Posted by: : Paul EbelingPosted on: July 1, 2014

Bahrain, Oman Most Vulnerable To Fall In Crude Oil Prices

Bahrain, Oman Most Vulnerable To Fall In Crude Oil Prices

Increasing dependence of the GCC states on Crude Oil revenues poses a rising credit risk, a new survey by SP says.

Bahrain and Oman are the most vulnerable among the GCC states to a sharp fall in Crude Oil prices or production, a new report by Standard Poor’s showed.

“They have the highest fiscal breakeven Crude Oil prices among GCC states,” said the report.

“Based on 2013 data, for Bahrain the Oil price needs to be $18 higher than the current Oil price for the sovereign to achieve a balanced budget.

“Bahrain and Oman also have the least amount of time available before their hydrocarbon revenues would be significantly diminished, absent any further Crude Oil and nat Gas discoveries or changes to current production levels, at 11 and 21 yrs, respectively,” it said.

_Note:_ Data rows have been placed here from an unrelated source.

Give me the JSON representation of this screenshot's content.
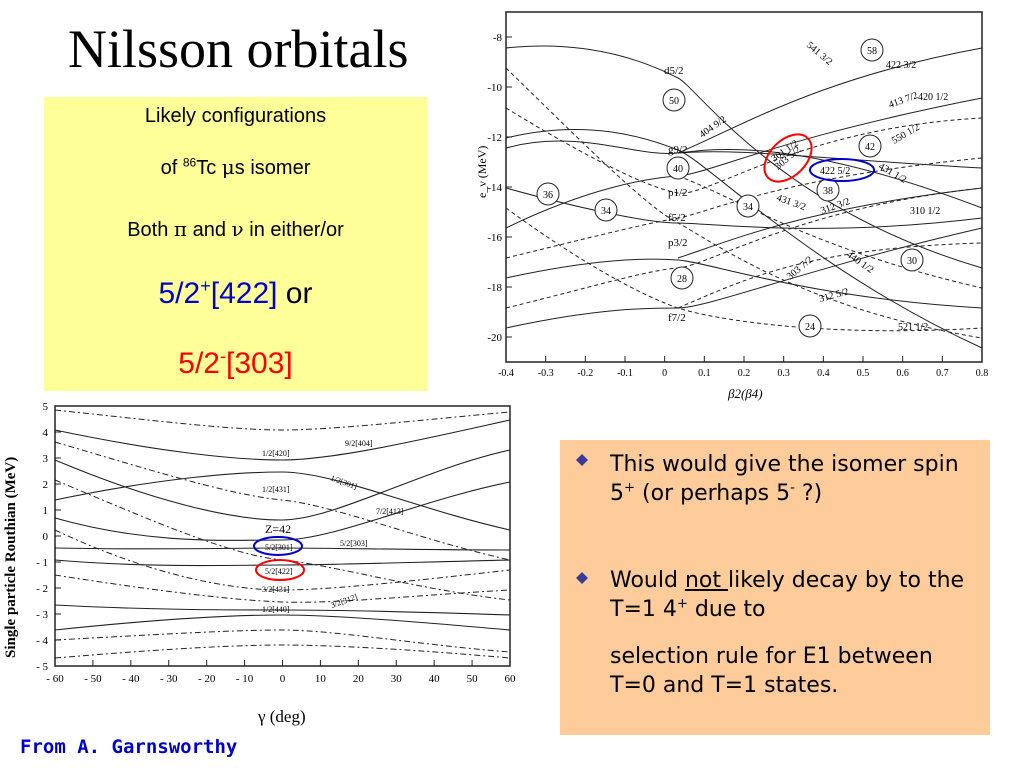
{
  "slide": {
    "title": "Nilsson orbitals",
    "yellow_box": {
      "line1": "Likely configurations",
      "line2_pre": "of ",
      "line2_sup": "86",
      "line2_mid": "Tc ",
      "line2_mu": "μ",
      "line2_post": "s isomer",
      "line3_pre": "Both ",
      "line3_pi": "π",
      "line3_and": " and ",
      "line3_nu": "ν",
      "line3_post": " in either/or",
      "config1_main": "5/2",
      "config1_sup": "+",
      "config1_bracket": "[422]",
      "config1_or": " or",
      "config2_main": "5/2",
      "config2_sup": "-",
      "config2_bracket": "[303]"
    },
    "bullets": {
      "b1_pre": "This would give the isomer spin 5",
      "b1_sup1": "+",
      "b1_mid": " (or perhaps 5",
      "b1_sup2": "-",
      "b1_post": " ?)",
      "b2_pre": "Would ",
      "b2_underline": "not ",
      "b2_mid": "likely decay by to the T=1 4",
      "b2_sup": "+",
      "b2_post": " due to",
      "b2_cont": "selection rule for E1 between T=0 and T=1 states."
    },
    "credit": "From A. Garnsworthy",
    "colors": {
      "yellow": "#ffff99",
      "orange": "#fdcc9a",
      "blue": "#0000cc",
      "red": "#ff0000"
    }
  },
  "chart_data": [
    {
      "type": "line",
      "ylabel": "e_ν (MeV)",
      "xlabel": "β2(β4)",
      "xlim": [
        -0.4,
        0.8
      ],
      "ylim": [
        -21,
        -7
      ],
      "x_ticks": [
        "-0.4",
        "-0.3",
        "-0.2",
        "-0.1",
        "0",
        "0.1",
        "0.2",
        "0.3",
        "0.4",
        "0.5",
        "0.6",
        "0.7",
        "0.8"
      ],
      "y_ticks": [
        "-8",
        "-10",
        "-12",
        "-14",
        "-16",
        "-18",
        "-20"
      ],
      "shell_labels": [
        "d5/2",
        "g9/2",
        "p1/2",
        "f5/2",
        "p3/2",
        "f7/2"
      ],
      "magic_numbers": [
        "58",
        "50",
        "42",
        "40",
        "38",
        "36",
        "34",
        "34",
        "30",
        "28",
        "24"
      ],
      "orbital_labels": [
        "541 3/2",
        "422 3/2",
        "420 1/2",
        "413 7/2",
        "404 9/2",
        "550 1/2",
        "301 1/2",
        "303 5/2",
        "422 5/2",
        "431 1/2",
        "431 3/2",
        "312 3/2",
        "310 1/2",
        "303 7/2",
        "440 1/2",
        "312 5/2",
        "521 1/2"
      ],
      "highlighted": [
        {
          "orbital": "303 5/2",
          "color": "red"
        },
        {
          "orbital": "422 5/2",
          "color": "blue"
        }
      ]
    },
    {
      "type": "line",
      "ylabel": "Single particle Routhian (MeV)",
      "xlabel": "γ (deg)",
      "xlim": [
        -60,
        60
      ],
      "ylim": [
        -5,
        5
      ],
      "x_ticks": [
        "- 60",
        "- 50",
        "- 40",
        "- 30",
        "- 20",
        "- 10",
        "0",
        "10",
        "20",
        "30",
        "40",
        "50",
        "60"
      ],
      "y_ticks": [
        "5",
        "4",
        "3",
        "2",
        "1",
        "0",
        "- 1",
        "- 2",
        "- 3",
        "- 4",
        "- 5"
      ],
      "annotation": "Z=42",
      "orbital_labels": [
        "9/2[404]",
        "1/2[420]",
        "1/2[301]",
        "1/2[431]",
        "7/2[413]",
        "5/2[303]",
        "5/2[301]",
        "5/2[422]",
        "3/2[431]",
        "3/2[312]",
        "1/2[440]"
      ],
      "highlighted": [
        {
          "orbital": "5/2[301]",
          "color": "blue"
        },
        {
          "orbital": "5/2[422]",
          "color": "red"
        }
      ]
    }
  ]
}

Qatar and the UAE are the least vulnerable to a dive in Crude Oil prices, SP added.

Although Qatar’s economy is heavily dependent on hydrocarbon revenues, the Gulf state has 100 yrs of hydrocarbon production available at current levels and a low fiscal breakeven price Crude Oil price, the report said.

The UAE economy, on the other hand, is the most diversified with Crude Oil and Nat Gas contributing just 31% of the GDP, which in turn reduces its risk to falling Crude Oil prices.

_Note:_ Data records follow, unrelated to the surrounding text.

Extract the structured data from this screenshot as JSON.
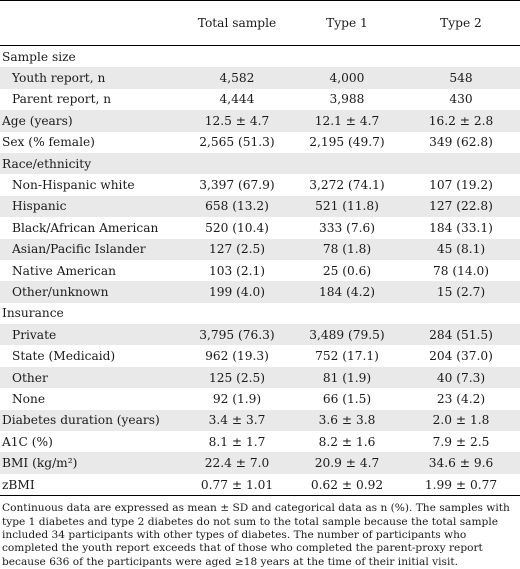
{
  "headers": [
    "",
    "Total sample",
    "Type 1",
    "Type 2"
  ],
  "rows": [
    {
      "label": "Sample size",
      "cells": [
        "",
        "",
        ""
      ],
      "indent": false,
      "shade": false
    },
    {
      "label": "Youth report, n",
      "cells": [
        "4,582",
        "4,000",
        "548"
      ],
      "indent": true,
      "shade": true
    },
    {
      "label": "Parent report, n",
      "cells": [
        "4,444",
        "3,988",
        "430"
      ],
      "indent": true,
      "shade": false
    },
    {
      "label": "Age (years)",
      "cells": [
        "12.5 ± 4.7",
        "12.1 ± 4.7",
        "16.2 ± 2.8"
      ],
      "indent": false,
      "shade": true
    },
    {
      "label": "Sex (% female)",
      "cells": [
        "2,565 (51.3)",
        "2,195 (49.7)",
        "349 (62.8)"
      ],
      "indent": false,
      "shade": false
    },
    {
      "label": "Race/ethnicity",
      "cells": [
        "",
        "",
        ""
      ],
      "indent": false,
      "shade": true
    },
    {
      "label": "Non-Hispanic white",
      "cells": [
        "3,397 (67.9)",
        "3,272 (74.1)",
        "107 (19.2)"
      ],
      "indent": true,
      "shade": false
    },
    {
      "label": "Hispanic",
      "cells": [
        "658 (13.2)",
        "521 (11.8)",
        "127 (22.8)"
      ],
      "indent": true,
      "shade": true
    },
    {
      "label": "Black/African American",
      "cells": [
        "520 (10.4)",
        "333 (7.6)",
        "184 (33.1)"
      ],
      "indent": true,
      "shade": false
    },
    {
      "label": "Asian/Pacific Islander",
      "cells": [
        "127 (2.5)",
        "78 (1.8)",
        "45 (8.1)"
      ],
      "indent": true,
      "shade": true
    },
    {
      "label": "Native American",
      "cells": [
        "103 (2.1)",
        "25 (0.6)",
        "78 (14.0)"
      ],
      "indent": true,
      "shade": false
    },
    {
      "label": "Other/unknown",
      "cells": [
        "199 (4.0)",
        "184 (4.2)",
        "15 (2.7)"
      ],
      "indent": true,
      "shade": true
    },
    {
      "label": "Insurance",
      "cells": [
        "",
        "",
        ""
      ],
      "indent": false,
      "shade": false
    },
    {
      "label": "Private",
      "cells": [
        "3,795 (76.3)",
        "3,489 (79.5)",
        "284 (51.5)"
      ],
      "indent": true,
      "shade": true
    },
    {
      "label": "State (Medicaid)",
      "cells": [
        "962 (19.3)",
        "752 (17.1)",
        "204 (37.0)"
      ],
      "indent": true,
      "shade": false
    },
    {
      "label": "Other",
      "cells": [
        "125 (2.5)",
        "81 (1.9)",
        "40 (7.3)"
      ],
      "indent": true,
      "shade": true
    },
    {
      "label": "None",
      "cells": [
        "92 (1.9)",
        "66 (1.5)",
        "23 (4.2)"
      ],
      "indent": true,
      "shade": false
    },
    {
      "label": "Diabetes duration (years)",
      "cells": [
        "3.4 ± 3.7",
        "3.6 ± 3.8",
        "2.0 ± 1.8"
      ],
      "indent": false,
      "shade": true
    },
    {
      "label": "A1C (%)",
      "cells": [
        "8.1 ± 1.7",
        "8.2 ± 1.6",
        "7.9 ± 2.5"
      ],
      "indent": false,
      "shade": false
    },
    {
      "label": "BMI (kg/m²)",
      "cells": [
        "22.4 ± 7.0",
        "20.9 ± 4.7",
        "34.6 ± 9.6"
      ],
      "indent": false,
      "shade": true
    },
    {
      "label": "zBMI",
      "cells": [
        "0.77 ± 1.01",
        "0.62 ± 0.92",
        "1.99 ± 0.77"
      ],
      "indent": false,
      "shade": false
    }
  ],
  "footnote": "Continuous data are expressed as mean ± SD and categorical data as n (%). The samples with type 1 diabetes and type 2 diabetes do not sum to the total sample because the total sample included 34 participants with other types of diabetes. The number of participants who completed the youth report exceeds that of those who completed the parent-proxy report because 636 of the participants were aged ≥18 years at the time of their initial visit."
}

The report also noted that increased dependence of the Gulf states, as a whole, on hydrocarbon revenues poses a high credit risk.

“We view the GCC states’ dependence on the oil and gas sector as a key vulnerability, particularly absent the accumulation of significant financial buffers, should there be a sharp and sustained decline in the oil price or in hydrocarbon export volumes,” said Standard Poor’s credit analyst Trevor Cullinan.

“A sharp and sustained fall in the oil price or in hydrocarbon export volumes would significantly dent their economic and financial indicators.”

SP noted that hydrocarbon revenues constitute almost 46% of nominal GDP and 75% of total exports of the 6  GCC nations.

“Furthermore, this strong dependence on hydrocarbon revenues appears to be increasing,” the report said.

“This is partly a result of high oil prices feeding through to the national accounts data, but also, in our view, because these countries have made only marginal progress in diversifying their economies away from hydrocarbons.”

Gulf governments are likely to see shrinking fiscal surpluses over the next 2 yrs as Crude Oil prices are estimated to fall as low as 108 bbl, according to a Reuters poll of Crude Oil analysts earlier this year.